Une récréation récréative

La règle des Fêtes nocturnes est de présenter une création. Cette année fait exception, puisque Jérôme Deschamps a créé ce spectacle le 6 octobre dernier au TNP de Villeurbanne. Nous y étions et avions adoré son remarquable travail. Lorsqu’on lui en demande la raison, le metteur en scène est clair et net. « On a baissé les subventions de ma compagnie ! » Lorsque l’équipe des Châteaux de la Drome l’a contacté, il avait pensé aux Femmes savantes, puis, à Monsieur de Pourceaugnac. « Je voulais les faire avec des musiciens, mais la baisse de mes aides a fait que cela n’était plus possible ». C’est ainsi qu’il propose de reprendre L’Avare, mais dans une version destinée au plein air et au château. Donc, que ce soit clair, ce n’est pas complètement une reprise, mais plutôt une recréation. Ce que je peux vous assurer !

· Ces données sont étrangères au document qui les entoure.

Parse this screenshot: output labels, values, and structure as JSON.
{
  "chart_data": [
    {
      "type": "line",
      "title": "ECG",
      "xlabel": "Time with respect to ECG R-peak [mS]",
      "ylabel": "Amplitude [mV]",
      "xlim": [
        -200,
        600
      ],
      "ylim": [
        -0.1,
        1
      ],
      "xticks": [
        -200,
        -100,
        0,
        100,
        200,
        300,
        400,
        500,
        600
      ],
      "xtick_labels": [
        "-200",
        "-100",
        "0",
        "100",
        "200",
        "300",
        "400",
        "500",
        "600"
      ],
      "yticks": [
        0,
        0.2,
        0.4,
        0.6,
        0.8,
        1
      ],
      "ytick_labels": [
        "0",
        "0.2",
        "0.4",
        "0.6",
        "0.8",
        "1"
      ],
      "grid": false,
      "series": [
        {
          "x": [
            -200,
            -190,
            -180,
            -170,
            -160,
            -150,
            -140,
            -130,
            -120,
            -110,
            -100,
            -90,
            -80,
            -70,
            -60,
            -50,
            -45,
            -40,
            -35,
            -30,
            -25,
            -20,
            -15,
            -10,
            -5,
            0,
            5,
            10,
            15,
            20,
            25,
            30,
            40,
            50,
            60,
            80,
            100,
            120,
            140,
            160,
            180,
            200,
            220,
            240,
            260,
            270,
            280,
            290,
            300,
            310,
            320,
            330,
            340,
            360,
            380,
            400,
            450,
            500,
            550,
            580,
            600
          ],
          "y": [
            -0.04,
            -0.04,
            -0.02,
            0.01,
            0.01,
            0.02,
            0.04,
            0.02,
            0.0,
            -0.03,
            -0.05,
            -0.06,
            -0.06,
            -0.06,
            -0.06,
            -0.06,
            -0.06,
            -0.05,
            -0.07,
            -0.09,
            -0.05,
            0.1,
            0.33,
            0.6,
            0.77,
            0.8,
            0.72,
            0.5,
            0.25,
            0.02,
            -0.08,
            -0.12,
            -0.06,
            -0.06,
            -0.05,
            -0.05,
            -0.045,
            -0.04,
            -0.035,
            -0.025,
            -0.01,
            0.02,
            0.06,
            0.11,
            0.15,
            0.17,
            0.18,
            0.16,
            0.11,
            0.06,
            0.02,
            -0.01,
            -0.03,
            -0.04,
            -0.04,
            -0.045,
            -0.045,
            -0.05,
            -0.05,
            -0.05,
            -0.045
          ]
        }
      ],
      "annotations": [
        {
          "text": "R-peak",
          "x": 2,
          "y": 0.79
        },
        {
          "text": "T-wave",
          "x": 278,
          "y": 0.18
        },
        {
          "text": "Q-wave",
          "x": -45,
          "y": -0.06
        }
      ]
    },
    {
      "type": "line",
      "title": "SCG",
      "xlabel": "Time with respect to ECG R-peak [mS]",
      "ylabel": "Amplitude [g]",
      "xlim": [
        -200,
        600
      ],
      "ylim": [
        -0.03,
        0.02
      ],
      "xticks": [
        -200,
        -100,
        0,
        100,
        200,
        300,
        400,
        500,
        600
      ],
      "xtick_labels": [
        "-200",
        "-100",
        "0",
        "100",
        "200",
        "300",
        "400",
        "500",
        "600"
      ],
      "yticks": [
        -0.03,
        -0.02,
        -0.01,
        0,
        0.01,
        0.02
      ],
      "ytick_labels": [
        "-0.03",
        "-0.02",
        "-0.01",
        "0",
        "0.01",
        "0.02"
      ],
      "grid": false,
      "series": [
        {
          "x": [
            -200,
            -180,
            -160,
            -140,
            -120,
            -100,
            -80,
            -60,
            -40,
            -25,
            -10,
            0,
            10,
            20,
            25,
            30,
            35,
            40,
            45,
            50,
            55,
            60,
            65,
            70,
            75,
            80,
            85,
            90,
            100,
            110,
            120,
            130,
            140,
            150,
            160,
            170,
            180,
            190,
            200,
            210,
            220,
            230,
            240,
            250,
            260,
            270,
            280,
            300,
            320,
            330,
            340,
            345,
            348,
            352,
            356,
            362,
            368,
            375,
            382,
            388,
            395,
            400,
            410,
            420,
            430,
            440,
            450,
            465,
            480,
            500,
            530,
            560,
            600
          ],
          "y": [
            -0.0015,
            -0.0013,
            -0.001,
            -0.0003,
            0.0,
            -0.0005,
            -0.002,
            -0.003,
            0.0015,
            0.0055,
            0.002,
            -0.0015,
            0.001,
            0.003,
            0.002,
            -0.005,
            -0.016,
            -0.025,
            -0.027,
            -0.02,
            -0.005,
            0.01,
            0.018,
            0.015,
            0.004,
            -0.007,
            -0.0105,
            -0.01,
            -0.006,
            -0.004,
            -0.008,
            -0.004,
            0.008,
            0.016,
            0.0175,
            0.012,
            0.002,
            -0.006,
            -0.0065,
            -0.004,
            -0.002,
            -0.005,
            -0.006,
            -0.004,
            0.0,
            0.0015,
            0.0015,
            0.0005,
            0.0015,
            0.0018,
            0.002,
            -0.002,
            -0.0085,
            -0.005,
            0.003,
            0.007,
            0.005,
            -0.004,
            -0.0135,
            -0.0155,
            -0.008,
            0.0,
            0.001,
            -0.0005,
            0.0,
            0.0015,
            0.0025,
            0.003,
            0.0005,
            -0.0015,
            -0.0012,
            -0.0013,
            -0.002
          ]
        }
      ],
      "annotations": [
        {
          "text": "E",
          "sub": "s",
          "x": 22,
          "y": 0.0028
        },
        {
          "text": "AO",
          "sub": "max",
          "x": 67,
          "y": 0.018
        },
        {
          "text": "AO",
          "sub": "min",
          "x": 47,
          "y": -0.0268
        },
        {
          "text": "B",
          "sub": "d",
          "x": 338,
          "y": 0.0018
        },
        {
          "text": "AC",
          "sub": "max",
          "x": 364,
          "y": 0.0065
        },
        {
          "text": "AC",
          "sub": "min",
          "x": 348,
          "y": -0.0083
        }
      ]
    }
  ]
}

Un château en raccommodage
L'Avare - Grignan © Loïc Julien
© Loïc Julien

La particularité de la mise en scène d’origine était la boîte noire. Ce qui, « en raison du vent, n’était pas exploitable en extérieur ». Alors, une idée géniale est sortie de son imaginaire bien particulier, celle de mettre une palissade devant le château ! J’éclate de rire ! La palissade on la connaît bien, elle était déjà dans la cour d’honneur du Palais des Papes à Avignon, en 1995, dans l’hilarant et poignant Les pieds dans l’eau.
« Le château a une histoire de travaux multiples. Il a été reconstruit façon XVIIe puis façon XIXe, alors qu’au départ, c’est un château médiéval. Après sa démolition à la Révolution française, il est fort probable que certaines de ses pierres ont servi à construire certaines maisons des alentours. Derrière la palissade, il y a donc un château en travaux ». Lorsque je découvre ces bouts de bois qui longent la façade, il m’apparaît qu’ils la magnifient ! « En même temps, je ne voulais pas massacrer la beauté du lieu et la relation particulière entre le public et le château. ».

Une belle aire de jeu

Il lui a fallu aussi organiser l’espace du jeu. Il a demandé à son décorateur, Félix Deschamps Mak, « mon petit grand » de penser une avant-scène en demi-lune, d’une hauteur de 10-15 cm. « Je me suis servi de l’arc de cercle pour marquer la scène, ce qui va permettre d’utiliser les entrées latérales et celles par le public ». On a le sentiment que les personnages arrivent de quelque part, d’autres lieux. Cela fonctionne très bien. La circulation est ainsi d’une grande fluidité. Autres petites nouveautés, puisqu’on est en dehors de la maison d’Harpagon, ce sont les deux bosquets. Ils ne sont pas de verdure, mais en ont la forme. Ils rappellent le décor initial de la création.
Félix affine la peinture, dans un beau bleu nuit, et l’on y aperçoit la fameuse lune ! « Félix a fait des choses totalement stylisées, ce sont des bosquets peints, placés de chaque côté de la scène, qui nous servent aussi de coulisses, vers lesquels on peut se sauver, et d’où on peut ressortir… » Il a comme toujours peaufiné l’habillage sonore, avec les aboiements de ce vieux chien, que l’on devine famélique, dès que quelqu’un s’approche du jardin où la fameuse cassette est enterrée et, sinon nous ne sommes pas chez Deschamps, le bruit de verres brisés ! Les costumes de Macha Makeïeff, comme magnifiés par le décor naturel qu’offre la demeure de la Marquise, prennent un éclat différent qu’à la création.

Une troupe inspirée
L'Avare - Grignan © Loïc Julien
© Loïc Julien

C’est toujours passionnant d’assister à une répétition. Ici elle est particulière puisque chacun des comédiens et comédiennes jouent depuis des mois le spectacle. Mais là, on ne leur redemande pas de refaire « à l’identique » ce qu’ils ont fait durant toute la tournée. Jérôme Deschamps compris, puisqu’il interprète Harpagon, tous ont le plaisir de retrouver leur personnage et d’aller vers d’autres couleurs. Il faut savoir, et c’est en ça que l’exercice m’a totalement scotché, c’est que s’ils partent vers la comédie, les tonalités de la création demeurent.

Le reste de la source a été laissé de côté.